The Dreamcast of course had other problems, and even if the Saturn had backwards compatibility it had other problems (particularly difficult development problems--it rendered everything in quadrilaterals instead of the industry standard of triangles, which warped textures at best).

The Nintendo 64 was sadly doomed either way. The N64 had great games, but cartridges held a fraction of the data CDs did and were more expensive than CD games (games never went below $30, many new releases were $70-$80, and that was late 1990s money).

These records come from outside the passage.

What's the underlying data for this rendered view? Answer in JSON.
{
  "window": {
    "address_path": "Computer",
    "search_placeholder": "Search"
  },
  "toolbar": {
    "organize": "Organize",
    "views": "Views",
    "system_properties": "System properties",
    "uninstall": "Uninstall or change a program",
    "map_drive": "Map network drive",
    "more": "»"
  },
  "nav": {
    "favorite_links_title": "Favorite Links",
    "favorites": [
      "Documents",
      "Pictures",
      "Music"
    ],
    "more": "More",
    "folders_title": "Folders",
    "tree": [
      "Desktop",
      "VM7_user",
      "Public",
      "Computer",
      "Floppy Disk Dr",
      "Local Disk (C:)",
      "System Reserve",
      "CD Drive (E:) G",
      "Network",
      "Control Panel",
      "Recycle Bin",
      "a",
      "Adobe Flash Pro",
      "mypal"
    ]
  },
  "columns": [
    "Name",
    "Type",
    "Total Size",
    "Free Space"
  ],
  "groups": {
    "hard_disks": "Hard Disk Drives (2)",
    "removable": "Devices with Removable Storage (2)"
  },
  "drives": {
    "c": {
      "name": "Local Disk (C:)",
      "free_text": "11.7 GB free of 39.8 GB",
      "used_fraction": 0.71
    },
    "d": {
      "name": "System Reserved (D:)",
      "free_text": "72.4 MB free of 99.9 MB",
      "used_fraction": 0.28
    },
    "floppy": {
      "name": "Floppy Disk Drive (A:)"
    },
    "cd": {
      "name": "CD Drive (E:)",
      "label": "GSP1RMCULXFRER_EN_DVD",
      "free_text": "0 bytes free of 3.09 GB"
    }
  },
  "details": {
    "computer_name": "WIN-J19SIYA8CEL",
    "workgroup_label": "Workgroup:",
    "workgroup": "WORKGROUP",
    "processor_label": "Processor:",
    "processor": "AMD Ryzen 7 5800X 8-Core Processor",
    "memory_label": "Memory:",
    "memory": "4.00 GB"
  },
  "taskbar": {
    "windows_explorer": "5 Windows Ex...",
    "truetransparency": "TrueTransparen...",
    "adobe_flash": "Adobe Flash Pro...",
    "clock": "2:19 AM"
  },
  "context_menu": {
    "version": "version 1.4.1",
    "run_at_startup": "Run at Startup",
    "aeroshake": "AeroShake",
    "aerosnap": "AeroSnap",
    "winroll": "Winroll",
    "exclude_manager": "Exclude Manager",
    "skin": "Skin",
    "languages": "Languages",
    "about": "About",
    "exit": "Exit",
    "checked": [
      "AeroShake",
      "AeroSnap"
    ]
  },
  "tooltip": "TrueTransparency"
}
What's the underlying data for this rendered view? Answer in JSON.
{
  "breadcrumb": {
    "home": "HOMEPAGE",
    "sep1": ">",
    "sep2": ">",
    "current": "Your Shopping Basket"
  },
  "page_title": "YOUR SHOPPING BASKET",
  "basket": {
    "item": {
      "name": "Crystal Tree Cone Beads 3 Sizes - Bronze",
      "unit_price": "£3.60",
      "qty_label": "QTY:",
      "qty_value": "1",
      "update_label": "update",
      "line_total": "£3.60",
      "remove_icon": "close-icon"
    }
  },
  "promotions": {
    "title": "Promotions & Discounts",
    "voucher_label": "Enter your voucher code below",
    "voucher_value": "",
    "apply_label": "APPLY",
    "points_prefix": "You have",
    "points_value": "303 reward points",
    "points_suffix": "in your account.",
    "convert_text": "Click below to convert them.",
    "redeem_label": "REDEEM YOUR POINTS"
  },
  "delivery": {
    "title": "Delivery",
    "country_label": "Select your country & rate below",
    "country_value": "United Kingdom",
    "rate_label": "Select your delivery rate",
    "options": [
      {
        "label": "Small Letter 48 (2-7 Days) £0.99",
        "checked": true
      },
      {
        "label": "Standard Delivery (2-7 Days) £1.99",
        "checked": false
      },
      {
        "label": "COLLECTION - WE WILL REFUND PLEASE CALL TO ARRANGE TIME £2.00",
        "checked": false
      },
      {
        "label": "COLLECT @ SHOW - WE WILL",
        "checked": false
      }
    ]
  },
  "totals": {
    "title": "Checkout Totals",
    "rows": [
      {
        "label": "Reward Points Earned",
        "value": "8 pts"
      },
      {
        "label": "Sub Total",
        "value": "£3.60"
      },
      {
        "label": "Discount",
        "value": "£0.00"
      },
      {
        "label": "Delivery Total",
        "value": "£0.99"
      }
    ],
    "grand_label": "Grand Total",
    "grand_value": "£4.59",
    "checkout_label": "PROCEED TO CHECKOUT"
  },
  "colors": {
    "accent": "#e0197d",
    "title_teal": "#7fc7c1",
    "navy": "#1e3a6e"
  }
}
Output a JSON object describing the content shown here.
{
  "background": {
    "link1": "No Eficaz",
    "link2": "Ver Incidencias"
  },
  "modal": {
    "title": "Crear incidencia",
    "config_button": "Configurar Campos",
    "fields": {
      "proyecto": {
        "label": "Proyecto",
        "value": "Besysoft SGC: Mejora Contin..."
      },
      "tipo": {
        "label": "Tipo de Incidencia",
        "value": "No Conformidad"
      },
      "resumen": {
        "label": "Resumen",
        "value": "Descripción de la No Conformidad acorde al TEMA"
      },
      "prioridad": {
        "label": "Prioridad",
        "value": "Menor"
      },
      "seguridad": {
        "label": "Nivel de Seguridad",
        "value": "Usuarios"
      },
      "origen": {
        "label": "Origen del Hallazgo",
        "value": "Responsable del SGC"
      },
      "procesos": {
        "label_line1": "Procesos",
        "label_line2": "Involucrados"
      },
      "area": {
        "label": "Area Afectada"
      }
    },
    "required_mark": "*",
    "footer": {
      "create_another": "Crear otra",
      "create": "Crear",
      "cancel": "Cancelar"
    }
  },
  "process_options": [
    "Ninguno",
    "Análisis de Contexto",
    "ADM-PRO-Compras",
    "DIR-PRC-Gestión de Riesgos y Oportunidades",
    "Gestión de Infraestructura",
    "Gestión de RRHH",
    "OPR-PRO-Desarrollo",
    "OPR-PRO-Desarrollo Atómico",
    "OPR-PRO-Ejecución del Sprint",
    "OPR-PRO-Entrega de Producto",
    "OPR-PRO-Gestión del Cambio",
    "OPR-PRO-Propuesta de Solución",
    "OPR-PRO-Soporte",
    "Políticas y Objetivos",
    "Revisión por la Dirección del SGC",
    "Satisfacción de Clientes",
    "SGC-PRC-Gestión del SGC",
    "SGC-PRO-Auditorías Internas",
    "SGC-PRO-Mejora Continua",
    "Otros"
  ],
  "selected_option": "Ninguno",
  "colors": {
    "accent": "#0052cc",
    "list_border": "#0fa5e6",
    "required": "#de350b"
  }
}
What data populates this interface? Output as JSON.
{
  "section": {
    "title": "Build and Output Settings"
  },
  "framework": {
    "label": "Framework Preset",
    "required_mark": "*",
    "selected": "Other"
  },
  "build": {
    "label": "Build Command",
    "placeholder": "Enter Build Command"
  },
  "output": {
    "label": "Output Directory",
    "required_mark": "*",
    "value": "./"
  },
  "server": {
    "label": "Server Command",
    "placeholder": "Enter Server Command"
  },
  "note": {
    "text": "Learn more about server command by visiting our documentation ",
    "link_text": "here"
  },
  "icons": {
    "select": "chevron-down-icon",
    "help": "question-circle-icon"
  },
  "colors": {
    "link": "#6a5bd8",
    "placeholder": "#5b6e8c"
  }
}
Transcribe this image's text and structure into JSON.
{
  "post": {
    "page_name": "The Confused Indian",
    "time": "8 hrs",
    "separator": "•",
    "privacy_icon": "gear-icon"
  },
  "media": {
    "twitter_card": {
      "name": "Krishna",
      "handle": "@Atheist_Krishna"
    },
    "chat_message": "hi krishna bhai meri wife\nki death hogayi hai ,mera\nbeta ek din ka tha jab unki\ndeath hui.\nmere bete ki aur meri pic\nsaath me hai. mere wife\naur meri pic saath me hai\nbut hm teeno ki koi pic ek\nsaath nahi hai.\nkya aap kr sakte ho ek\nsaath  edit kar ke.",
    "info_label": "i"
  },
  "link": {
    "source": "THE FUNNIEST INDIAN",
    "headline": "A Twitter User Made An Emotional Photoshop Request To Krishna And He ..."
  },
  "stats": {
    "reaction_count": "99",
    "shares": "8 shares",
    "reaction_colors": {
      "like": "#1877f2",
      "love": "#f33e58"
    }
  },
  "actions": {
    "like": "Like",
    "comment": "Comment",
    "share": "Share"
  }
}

If Nintendo 64 had released the 64DD as planned and even managed to get the storage size upped to equivalent CD sizes (the disks were planned as 64MB, as opposed to Super Mario 64's 8MB, but cartridges eventually got to that size by the time Conker's Bad Fur Day rolled around in 2001, and that was puny compared to the 550+ MB capacity CDs had), then it could've worked, but that would've made the machine even more expensive. From there on out, every system was awful was in a special way. The GameCube's problems were detailed in the 2011 post, and the Wii, released in late 2006 (a fantastic time in the history of Nintendo, which I am absolutely sure we'll never see again) was completely unlike anything on the market and lowered the barrier to entry to video games by creating a new controller, was the "Virtual Console", which re-released old games from the NES, SNES, and N64, which you bought off the system for a small fee. Although there were some mixed feelings about it then, notably a flat $5 price for NES games which seemed reasonable for classics (The Legend of Zelda, Super Mario Bros.) but a waste of money for others (Donkey Kong Jr. Math, Pinball). It also made you feel better since you pirated all of them years earlier but refuse to pay some jacked-up price at the video game store.

It sold a ton of systems for years but really fell apart later, marred by shovelware, the inferior power compared to the 360 and the PS3, and the controller working against it when it came to games. The Wii U...well, the less said the better.

In the end, there is going to be no "super system". Even the vaunted computer systems often need a lot of tinkering to play games, even ones released on older variants of same system.